Roasted Tomatillo Guacamole

Roasted Tomatillo Guacamole

Roasted Tomatillo Guacamole

This is my new favorite guacamole recipe!  The fresh, bright flavor of the tomatillos balance the creaminess of the avocado beautifully.  And the added bonus?  Your Guacamole will never turn brown!  Yeah!!  I don’t know why, but something in the tomatillo prevents the avocado from oxidizing.  I discovered it accidentally, and now I never make guacamole without it.



2 or 3 tomatillos – they vary widely in size.  You will need 1/2 cup of the blended fruit.

2 or 3 Haas avocados – you will need 2 cups of the mashed fruit.

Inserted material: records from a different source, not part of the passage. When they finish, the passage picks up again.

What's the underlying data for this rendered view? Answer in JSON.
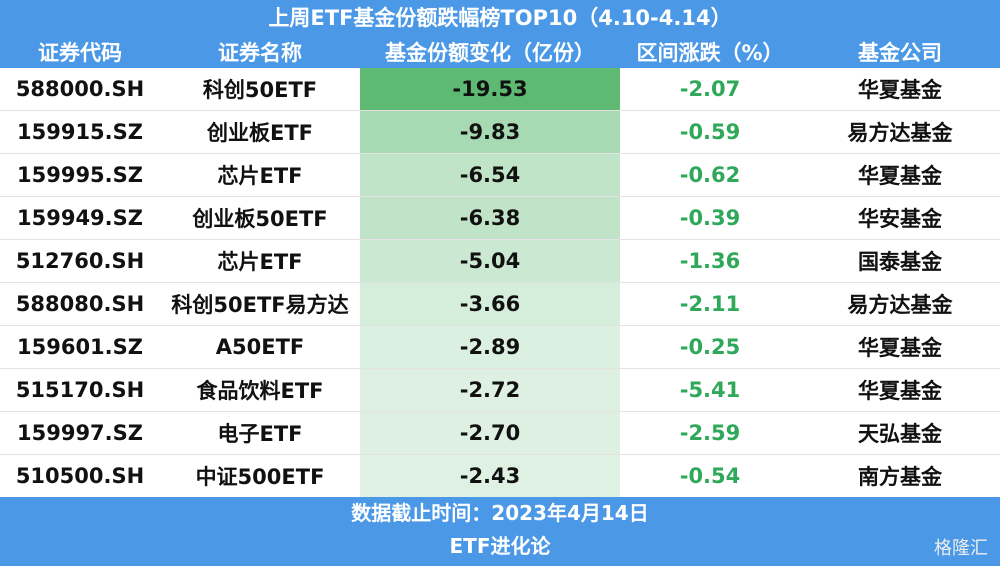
{
  "title": "上周ETF基金份额跌幅榜TOP10（4.10-4.14）",
  "table": {
    "headers": [
      "证券代码",
      "证券名称",
      "基金份额变化（亿份）",
      "区间涨跌（%）",
      "基金公司"
    ],
    "rows": [
      [
        "588000.SH",
        "科创50ETF",
        "-19.53",
        "-2.07",
        "华夏基金"
      ],
      [
        "159915.SZ",
        "创业板ETF",
        "-9.83",
        "-0.59",
        "易方达基金"
      ],
      [
        "159995.SZ",
        "芯片ETF",
        "-6.54",
        "-0.62",
        "华夏基金"
      ],
      [
        "159949.SZ",
        "创业板50ETF",
        "-6.38",
        "-0.39",
        "华安基金"
      ],
      [
        "512760.SH",
        "芯片ETF",
        "-5.04",
        "-1.36",
        "国泰基金"
      ],
      [
        "588080.SH",
        "科创50ETF易方达",
        "-3.66",
        "-2.11",
        "易方达基金"
      ],
      [
        "159601.SZ",
        "A50ETF",
        "-2.89",
        "-0.25",
        "华夏基金"
      ],
      [
        "515170.SH",
        "食品饮料ETF",
        "-2.72",
        "-5.41",
        "华夏基金"
      ],
      [
        "159997.SZ",
        "电子ETF",
        "-2.70",
        "-2.59",
        "天弘基金"
      ],
      [
        "510500.SH",
        "中证500ETF",
        "-2.43",
        "-0.54",
        "南方基金"
      ]
    ]
  },
  "footer": {
    "date": "数据截止时间：2023年4月14日",
    "source": "ETF进化论"
  },
  "watermark": "格隆汇"
}
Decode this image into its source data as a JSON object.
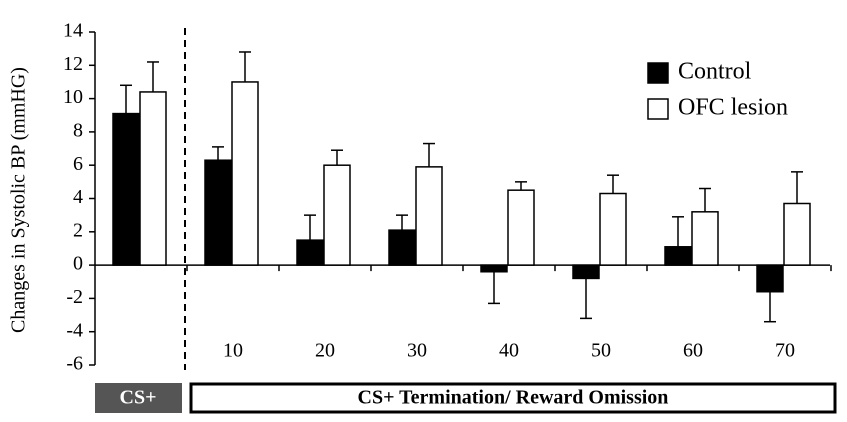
{
  "chart_data": {
    "type": "bar",
    "y_label": "Changes in Systolic BP (mmHG)",
    "categories": [
      null,
      "10",
      "20",
      "30",
      "40",
      "50",
      "60",
      "70"
    ],
    "series": [
      {
        "name": "Control",
        "color": "#000000",
        "values": [
          9.1,
          6.3,
          1.5,
          2.1,
          -0.4,
          -0.8,
          1.1,
          -1.6
        ],
        "errors": [
          1.7,
          0.8,
          1.5,
          0.9,
          1.9,
          2.4,
          1.8,
          1.8
        ]
      },
      {
        "name": "OFC lesion",
        "color": "#ffffff",
        "values": [
          10.4,
          11.0,
          6.0,
          5.9,
          4.5,
          4.3,
          3.2,
          3.7
        ],
        "errors": [
          1.8,
          1.8,
          0.9,
          1.4,
          0.5,
          1.1,
          1.4,
          1.9
        ]
      }
    ],
    "ylim": [
      -6,
      14
    ],
    "yticks": [
      -6,
      -4,
      -2,
      0,
      2,
      4,
      6,
      8,
      10,
      12,
      14
    ],
    "annotations": [
      "CS+",
      "CS+ Termination/ Reward Omission"
    ],
    "legend": "top-right"
  }
}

1 tablespoon fresh squeezed lime juice – about one lime

2 or 3 tablespoons fresh cilantro, chopped

To make guacamole:


Ripe Tomatillos Look Like Green Tomatoes With A Papery Skin

Peel the papery skin from the tomatillos and wash.  Place them on a hot grill and roast until they have char marks and have softened a bit.  This can be done under the broiler if you don’t have access to a grill.  Turn the tomatillos a few times to get char marks all over the fruit.  You don’t want the tomatillos to be completely black, just a few nice char marks all around.

Remove the tomatillos with tongs and place whole tomatillos in a food processor.  Pulse a few times until pulverized.

Add the mashed tomatillos to a medium sized bowl.  Cut the avocados in half and remove the pits.  Scoop the flesh out with a spoon into the bowl with the tomatillos.  Add the fresh lime juice.  Mash everything with a potato masher or a large fork.  If the avocado is to firm, you can try the food processor, but generally, the food processor will cause the guacamole to overly smooth.  I like some texture or small chunks in my guacamole.

Finally, stir in the chopped cilantro.  Guacamole can be served immediately or stored in the refrigerator for several hours.


Note on buying ripe avocados:  I like to buy the avocados a day or two in advance.  It always seems the grocery store only sells avocados that are as hard as rocks!  So, I let them ripen further on the kitchen counter.  Also, I buy more than I need and try to find a variety of ripeness by giving the fruit a light squeeze.  You want the fruit to give a little when pressed, but not very much.  Unfortunately, there isn’t a guarantee the fruit will be perfectly green and ripe when you cut into it.  So, buy a few extra just in case.